How To Tell If You Need To Build Your Own Data Lake
In the current digital economy, data is the new oil, so an organisation can’t have too much of it. Today’s company executives are turning to data when making crucial business decisions in sales/marketing, operations, human resources and just about every aspect of the enterprise.
More data is becoming available in large volumes and from various sources, but turning plain data into actual usable information—i.e. facts, trends and statistical numbers, can be a complicated and tedious process. So, businesses have a choice. They could continue to acquire whatever data they can, then simply leave out what they can’t store, or they could invest in data warehouse technologies to process data faster and get the right information more quickly.
The solution could be somewhere in between these options - a data lake.
But, first things first:
What is a data lake?
A data lake is a unified, centralised data repository where data is ingested and stored in its original form. Large quantities of structured, semi-structured and unstructured data can be stored in the lake, which makes it easy to immediately push data from different systems. Thus, another way to view a data lake is to see it as a big data architecture that uses the straightforward approach of store now, analyse later.

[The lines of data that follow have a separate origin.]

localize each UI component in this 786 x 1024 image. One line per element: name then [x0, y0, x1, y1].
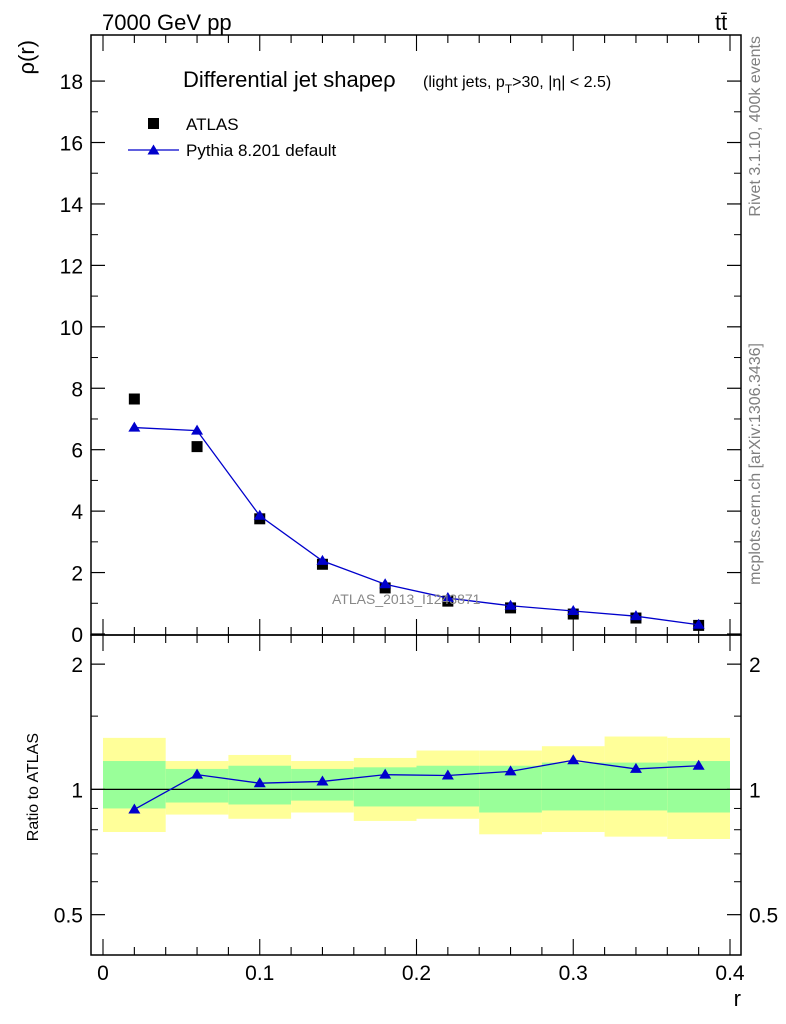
main-ytick-label: 4: [71, 501, 83, 524]
main-title-cuts: (light jets, pT>30, |η| < 2.5): [423, 74, 611, 96]
pythia-point: [253, 509, 266, 520]
main-ytick-label: 10: [60, 317, 83, 340]
ratio-xtick-label: 0.4: [715, 962, 745, 985]
legend-atlas-label: ATLAS: [186, 115, 239, 134]
main-ytick-label: 6: [71, 440, 83, 463]
ratio-xtick-label: 0.1: [245, 962, 274, 985]
main-ytick-label: 8: [71, 378, 83, 401]
ratio-pythia-point: [379, 768, 392, 779]
atlas-point: [191, 441, 203, 453]
pythia-point: [629, 610, 642, 621]
main-title-cuts-tail: >30, |η| < 2.5): [512, 74, 611, 91]
ratio-panel: 0.5 0.5 1 1 2 2 0 0.1 0.2 0.3 0.4 Ratio to ATLAS r: [25, 634, 778, 1011]
ratio-band-inner: [103, 761, 166, 809]
ratio-ytick-label-right: 0.5: [749, 905, 778, 928]
rivet-label: Rivet 3.1.10, 400k events: [747, 36, 764, 217]
ratio-pythia-point: [191, 768, 204, 779]
legend-pythia-label: Pythia 8.201 default: [186, 141, 337, 160]
main-title-text: Differential jet shape: [183, 67, 383, 92]
ratio-ytick-label: 1: [71, 779, 83, 802]
ratio-xtick-label: 0: [97, 962, 109, 985]
ratio-ylabel: Ratio to ATLAS: [25, 733, 42, 841]
analysis-label: ATLAS_2013_I1243871: [332, 591, 481, 607]
main-title: Differential jet shapeρ: [183, 67, 396, 92]
main-title-cuts-sub: T: [505, 82, 513, 96]
ratio-pythia-point: [629, 762, 642, 773]
main-data: [128, 393, 705, 631]
ratio-axes: 0.5 0.5 1 1 2 2 0 0.1 0.2 0.3 0.4: [54, 635, 778, 985]
ratio-pythia-point: [692, 759, 705, 770]
pythia-point: [692, 618, 705, 629]
ratio-pythia-point: [504, 765, 517, 776]
pythia-point: [567, 604, 580, 615]
main-ylabel: ρ(r): [14, 40, 39, 75]
ratio-pythia-point: [128, 803, 141, 814]
main-ytick-label: 14: [60, 194, 84, 217]
legend-pythia-marker: [147, 144, 160, 155]
ratio-ytick-label: 0.5: [54, 905, 83, 928]
process-label: tt̄: [715, 10, 727, 35]
main-ytick-label: 0: [71, 624, 83, 647]
legend-atlas-marker: [148, 118, 159, 129]
ratio-pythia-point: [441, 769, 454, 780]
main-ytick-label: 2: [71, 563, 83, 586]
ratio-pythia-point: [567, 754, 580, 765]
ratio-bands: [103, 736, 730, 840]
ratio-band-inner: [541, 762, 605, 811]
atlas-point: [128, 393, 140, 405]
pythia-point: [379, 578, 392, 589]
main-title-cuts-text: (light jets, p: [423, 74, 505, 91]
ratio-ytick-label-right: 2: [749, 654, 761, 677]
legend: ATLAS Pythia 8.201 default: [128, 115, 337, 160]
ratio-xlabel: r: [734, 986, 741, 1011]
mcplots-label: mcplots.cern.ch [arXiv:1306.3436]: [747, 343, 764, 585]
beam-label: 7000 GeV pp: [102, 10, 232, 35]
pythia-point: [128, 421, 141, 432]
pythia-line: [134, 426, 699, 626]
ratio-pythia-point: [253, 777, 266, 788]
pythia-point: [191, 424, 204, 435]
ratio-xtick-label: 0.3: [559, 962, 588, 985]
pythia-point: [441, 592, 454, 603]
ratio-ytick-label: 2: [71, 654, 83, 677]
pythia-point: [504, 599, 517, 610]
main-title-symbol: ρ: [383, 67, 396, 92]
main-ytick-label: 16: [60, 133, 83, 156]
ratio-pythia-line: [134, 759, 699, 811]
main-axes: 0 2 4 6 8 10 12 14 16 18: [60, 35, 741, 647]
ratio-pythia-point: [316, 775, 329, 786]
main-panel: 0 2 4 6 8 10 12 14 16 18 ρ(r) Differential jet sh…: [14, 34, 742, 647]
main-ytick-label: 18: [60, 71, 83, 94]
pythia-point: [316, 554, 329, 565]
ratio-ytick-label-right: 1: [749, 779, 761, 802]
main-ytick-label: 12: [60, 255, 83, 278]
ratio-xtick-label: 0.2: [402, 962, 431, 985]
ratio-frame: [90, 634, 742, 956]
ratio-data: [128, 754, 705, 814]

This is why data lakes offer a significant advantage to businesses which don’t yet have the necessary tools to process huge volumes of data. Companies can still ingest or capture all the data from both internal and external sources (and very cost-effectively, because data lakes cost way less than the traditional data warehouse). Companies can then store them in the lake as-is, until such time that they can be processed through different analytics and business intelligence technologies.
It’s time to build your own data lake when…
Equipped with this basic understanding of a data lake, creating one for your business may seem like the obvious answer. After all, data is always valuable, whether you are able to mine useful information now or in the future.
That said, having one’s own data lake may not be the right path for every company. How do you determine this? Well, it’s time to create your own data lake if most or all of the following scenarios are true for your organisation:
You’re dealing with different types of data.
Typically, data lakes are mostly utilised to store data generated from constant streams of high-velocity and high-volume sources. Streaming data include IoT sensors, security logs, product logs, web interactions, app activity and others. Costs can easily escalate when you attempt to put these types of data into structural databases as quickly as you can, and the information you get may not even be what you need.
Having a data lake allows you to store the data in the meantime, and then leverage the appropriate processing tools later so you can mine the data for exact purposes. This means, however, that if you’re working with data that’s already in standard, tabular formats, such as those generated by financial systems or CRM databases, then sticking with a conventional data warehouse might be the more fitting option for you.
Your data-acquisition process has become very resource-intensive.
Many companies are already using a data warehouse, but business directions can change and you may need to acquire more data from different sources. The process of ingesting new data sets, particularly if these are only semi-structured, could become very expensive.
That’s not even considering how your ETL (extract, transform and load) tool could easily become overloaded from having to transform additional data in new formats. In this case, building a data lake would allow you to ingest all the new data you want without requiring your current tool to process it all.
You want to keep all your data in one place.
Data lakes allow enterprises to keep their data all in one place. Having your data distributed in different locations works for some companies, but for those who need to have it in a single repository, a data lake can serve that purpose.
The benefits of having corporate data in one place include: having standardised access control and security policies, maximised storage costs, less administrative overhead, and the ability to use one single service to perform search, filter and transformation.
You don’t have immediate plans for all your data yet.
As mentioned previously, the data lake approach can be summed up as - store now, analyse later. This gives the business the flexibility to simply let all raw data (along with all the associated metadata) flow into the lake just to have it on hand, or with a future use case in mind. With a data warehouse, the data typically needs to be stored in a specific format because there’s already a particular use case for it.
It’s important to remember, however, that you will eventually have to determine exactly what you want from your data. Otherwise, you risk turning your data lake into a data swamp where there is this goldmine of data which never produces anything useful.
Once you know what insights you need, you can assess if you are collecting enough data, and then invest in data scientists, ETL operations and BI or data visualisation tools to generate the information that will help drive your business decisions.